No one was injured Monday in a fire which caused significant damage to
several condominium units in the 2100 block of Dogwood Lane in the
Westchester Village on the Green complex off 23rd Street, the Chesterton
Fire Department said.
Capt. Tony Coslet told the Chesterton Tribune today that firefighters
were dispatched at 12:18 p.m. after a resident in the 2136 unit of the
six-unit, two-story condo block reported smoke. The first responders on the
scene observed “heavy smoke” coming from the condo block’s roof and—after
the Porter and Liberty Township volunteer departments responded
automatically under a mutual aid agreement—a first and then a second alarm
were activated, mustering additional assistance.

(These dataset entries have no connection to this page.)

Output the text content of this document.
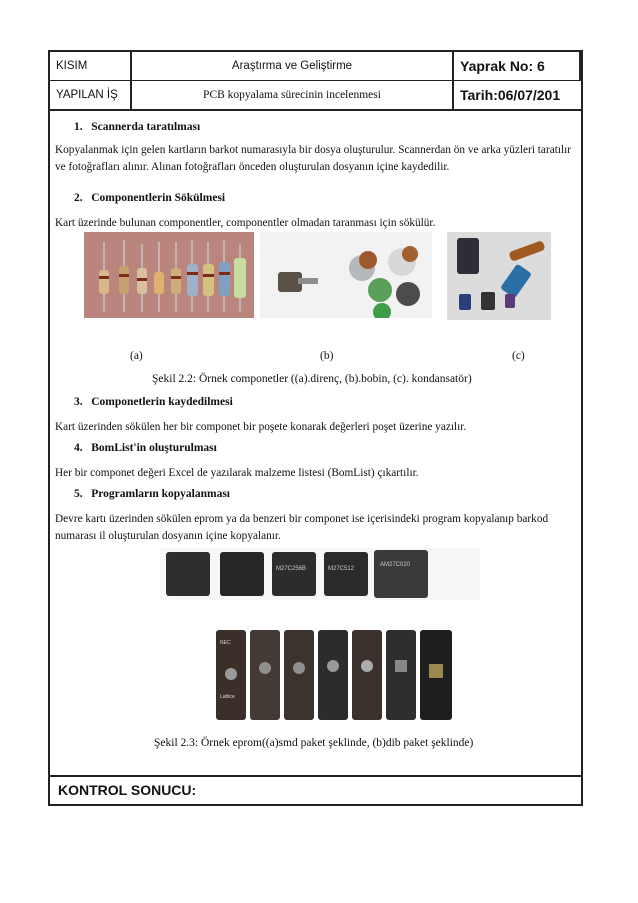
KISIM	Araştırma ve Geliştirme	Yaprak No: 6
YAPILAN İŞ	PCB kopyalama sürecinin incelenmesi	Tarih:06/07/201
1. Scannerda taratılması
Kopyalanmak için gelen kartların barkot numarasıyla bir dosya oluşturulur. Scannerdan ön ve arka yüzleri taratılır ve fotoğrafları alınır. Alınan fotoğrafları önceden oluşturulan dosyanın içine kaydedilir.
2. Componentlerin Sökülmesi
Kart üzerinde bulunan componentler, componentler olmadan taranması için sökülür.
(a)	(b)	(c)
Şekil 2.2: Örnek componetler ((a).direnç, (b).bobin, (c). kondansatör)
3. Componetlerin kaydedilmesi
Kart üzerinden sökülen her bir componet bir poşete konarak değerleri poşet üzerine yazılır.
4. BomList'in oluşturulması
Her bir componet değeri Excel de yazılarak malzeme listesi (BomList) çıkartılır.
5. Programların kopyalanması
Devre kartı üzerinden sökülen eprom ya da benzeri bir componet ise içerisindeki program kopyalanıp barkod numarası il oluşturulan dosyanın içine kopyalanır.
M27C512
M27C256B
AM27C020
NEC
Lattice
Şekil 2.3: Örnek eprom((a)smd paket şeklinde, (b)dib paket şeklinde)
KONTROL SONUCU:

On the first alarm: Valparaiso’s ladder truck; the Washington Township’s air
van, from which firefighters filled their air tanks; and a Burns Harbor
engine to man the CFD station on stand-by
On the second alarm: Burns Harbor’s engine from the CFD station to the
scene; a South Haven engine; Portage’s ladder truck; a Pines engine; and a
Beverly Shores engine to the CFD station.

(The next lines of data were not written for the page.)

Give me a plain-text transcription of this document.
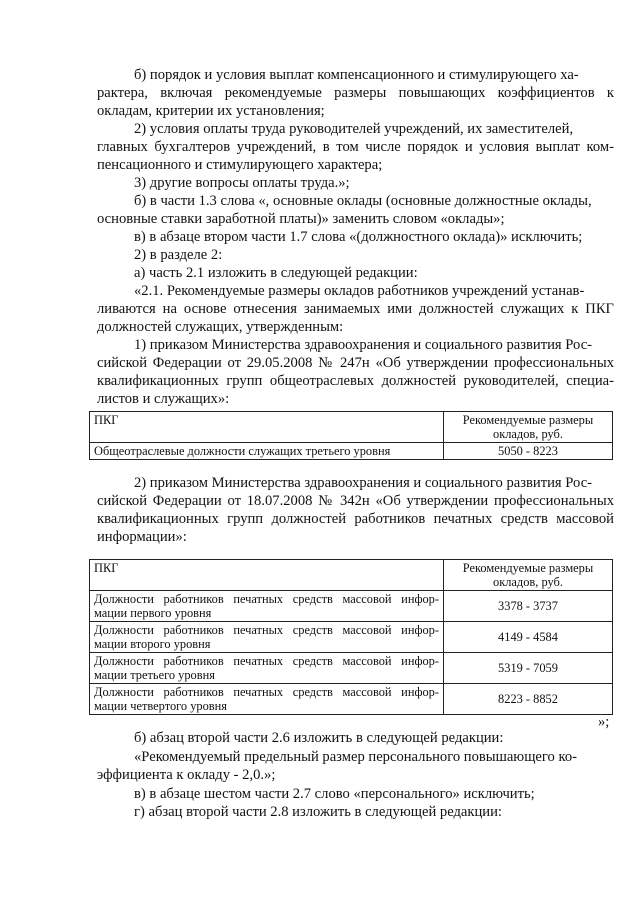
б) порядок и условия выплат компенсационного и стимулирующего ха-
рактера, включая рекомендуемые размеры повышающих коэффициентов к
окладам, критерии их установления;
2) условия оплаты труда руководителей учреждений, их заместителей,
главных бухгалтеров учреждений, в том числе порядок и условия выплат ком-
пенсационного и стимулирующего характера;
3) другие вопросы оплаты труда.»;
б) в части 1.3 слова «, основные оклады (основные должностные оклады,
основные ставки заработной платы)» заменить словом «оклады»;
в) в абзаце втором части 1.7 слова «(должностного оклада)» исключить;
2) в разделе 2:
а) часть 2.1 изложить в следующей редакции:
«2.1. Рекомендуемые размеры окладов работников учреждений устанав-
ливаются на основе отнесения занимаемых ими должностей служащих к ПКГ
должностей служащих, утвержденным:
1) приказом Министерства здравоохранения и социального развития Рос-
сийской Федерации от 29.05.2008 № 247н «Об утверждении профессиональных
квалификационных групп общеотраслевых должностей руководителей, специа-
листов и служащих»:
ПКГ	Рекомендуемые размеры
окладов, руб.

Общеотраслевые должности служащих третьего уровня	5050 - 8223
2) приказом Министерства здравоохранения и социального развития Рос-
сийской Федерации от 18.07.2008 № 342н «Об утверждении профессиональных
квалификационных групп должностей работников печатных средств массовой
информации»:
ПКГ	Рекомендуемые размеры
окладов, руб.

Должности работников печатных средств массовой инфор-
мации первого уровня	3378 - 3737

Должности работников печатных средств массовой инфор-
мации второго уровня	4149 - 4584

Должности работников печатных средств массовой инфор-
мации третьего уровня	5319 - 7059

Должности работников печатных средств массовой инфор-
мации четвертого уровня	8223 - 8852
»;
б) абзац второй части 2.6 изложить в следующей редакции:
«Рекомендуемый предельный размер персонального повышающего ко-
эффициента к окладу - 2,0.»;
в) в абзаце шестом части 2.7 слово «персонального» исключить;
г) абзац второй части 2.8 изложить в следующей редакции:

Firefighters used a total of only around 6,000 gallons of water to
extinguish the blaze, which Coslet said never extended beyond the second
story into the attic. But the fire caused substantial damage to the middle
two of the six condo units and some as well to each of the two units on
either side. Coslet put the total value of the building at roughly $750,000
and estimated damage to the structure at $200,000 and that to contents at
$100,000.
Although the fire was initially reported by a resident in the 2136 unit, Lt.
Brandon Smith, investigating the blaze, said that it actually began in the
kitchen wall on the first story of the 2134 unit, then spread up the common
wall shared by the two units into the second story.

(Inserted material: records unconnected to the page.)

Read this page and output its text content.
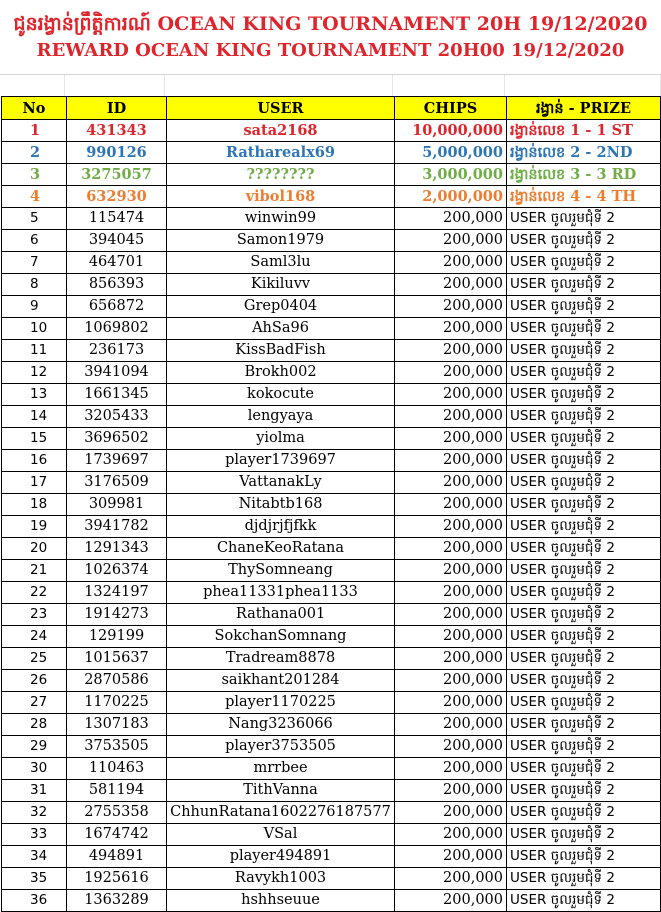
ជូនរង្វាន់ព្រឹត្តិការណ៍ OCEAN KING TOURNAMENT 20H 19/12/2020
REWARD OCEAN KING TOURNAMENT 20H00 19/12/2020
No	ID	USER	CHIPS	រង្វាន់ - PRIZE
1	431343	sata2168	10,000,000	រង្វាន់លេខ 1 - 1 ST
2	990126	Ratharealx69	5,000,000	រង្វាន់លេខ 2 - 2ND
3	3275057	????????	3,000,000	រង្វាន់លេខ 3 - 3 RD
4	632930	vibol168	2,000,000	រង្វាន់លេខ 4 - 4 TH
5	115474	winwin99	200,000	USER ចូលរួមជុំទី 2
6	394045	Samon1979	200,000	USER ចូលរួមជុំទី 2
7	464701	Saml3lu	200,000	USER ចូលរួមជុំទី 2
8	856393	Kikiluvv	200,000	USER ចូលរួមជុំទី 2
9	656872	Grep0404	200,000	USER ចូលរួមជុំទី 2
10	1069802	AhSa96	200,000	USER ចូលរួមជុំទី 2
11	236173	KissBadFish	200,000	USER ចូលរួមជុំទី 2
12	3941094	Brokh002	200,000	USER ចូលរួមជុំទី 2
13	1661345	kokocute	200,000	USER ចូលរួមជុំទី 2
14	3205433	lengyaya	200,000	USER ចូលរួមជុំទី 2
15	3696502	yiolma	200,000	USER ចូលរួមជុំទី 2
16	1739697	player1739697	200,000	USER ចូលរួមជុំទី 2
17	3176509	VattanakLy	200,000	USER ចូលរួមជុំទី 2
18	309981	Nitabtb168	200,000	USER ចូលរួមជុំទី 2
19	3941782	djdjrjfjfkk	200,000	USER ចូលរួមជុំទី 2
20	1291343	ChaneKeoRatana	200,000	USER ចូលរួមជុំទី 2
21	1026374	ThySomneang	200,000	USER ចូលរួមជុំទី 2
22	1324197	phea11331phea1133	200,000	USER ចូលរួមជុំទី 2
23	1914273	Rathana001	200,000	USER ចូលរួមជុំទី 2
24	129199	SokchanSomnang	200,000	USER ចូលរួមជុំទី 2
25	1015637	Tradream8878	200,000	USER ចូលរួមជុំទី 2
26	2870586	saikhant201284	200,000	USER ចូលរួមជុំទី 2
27	1170225	player1170225	200,000	USER ចូលរួមជុំទី 2
28	1307183	Nang3236066	200,000	USER ចូលរួមជុំទី 2
29	3753505	player3753505	200,000	USER ចូលរួមជុំទី 2
30	110463	mrrbee	200,000	USER ចូលរួមជុំទី 2
31	581194	TithVanna	200,000	USER ចូលរួមជុំទី 2
32	2755358	ChhunRatana1602276187577	200,000	USER ចូលរួមជុំទី 2
33	1674742	VSal	200,000	USER ចូលរួមជុំទី 2
34	494891	player494891	200,000	USER ចូលរួមជុំទី 2
35	1925616	Ravykh1003	200,000	USER ចូលរួមជុំទី 2
36	1363289	hshhseuue	200,000	USER ចូលរួមជុំទី 2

Smith has ruled the fire accidental and determined the cause to be some
electrical malfunction.
“We got a pretty good knock-down,” Coslet said, and while a lot of overhaul
was required—because the fire started in the wall—there was no cellulose
insulation involved in this incident as there had been on Sunday’s fire on
Griffin Lake Ave.
But the response could have been severely complicated if the fire had
started later in the afternoon, Coslet noted, when an Indiana-American Water
Company crew was scheduled to shut off the water to the Village on the Green
complex to repair a broken water main. “It’s such a large building,” Coslet
said, “and if we’d had a problem with water supply, things would have been a
lot tougher.”
Also at the scene: Porter hospital EMS, the Chesterton Police Department
providing traffic control; and the Porter County Chapter of the American Red
Cross, which supplied refreshments and made arrangements for families
displaced by the fire.
The CFD cleared the scene at 4:20 p.m.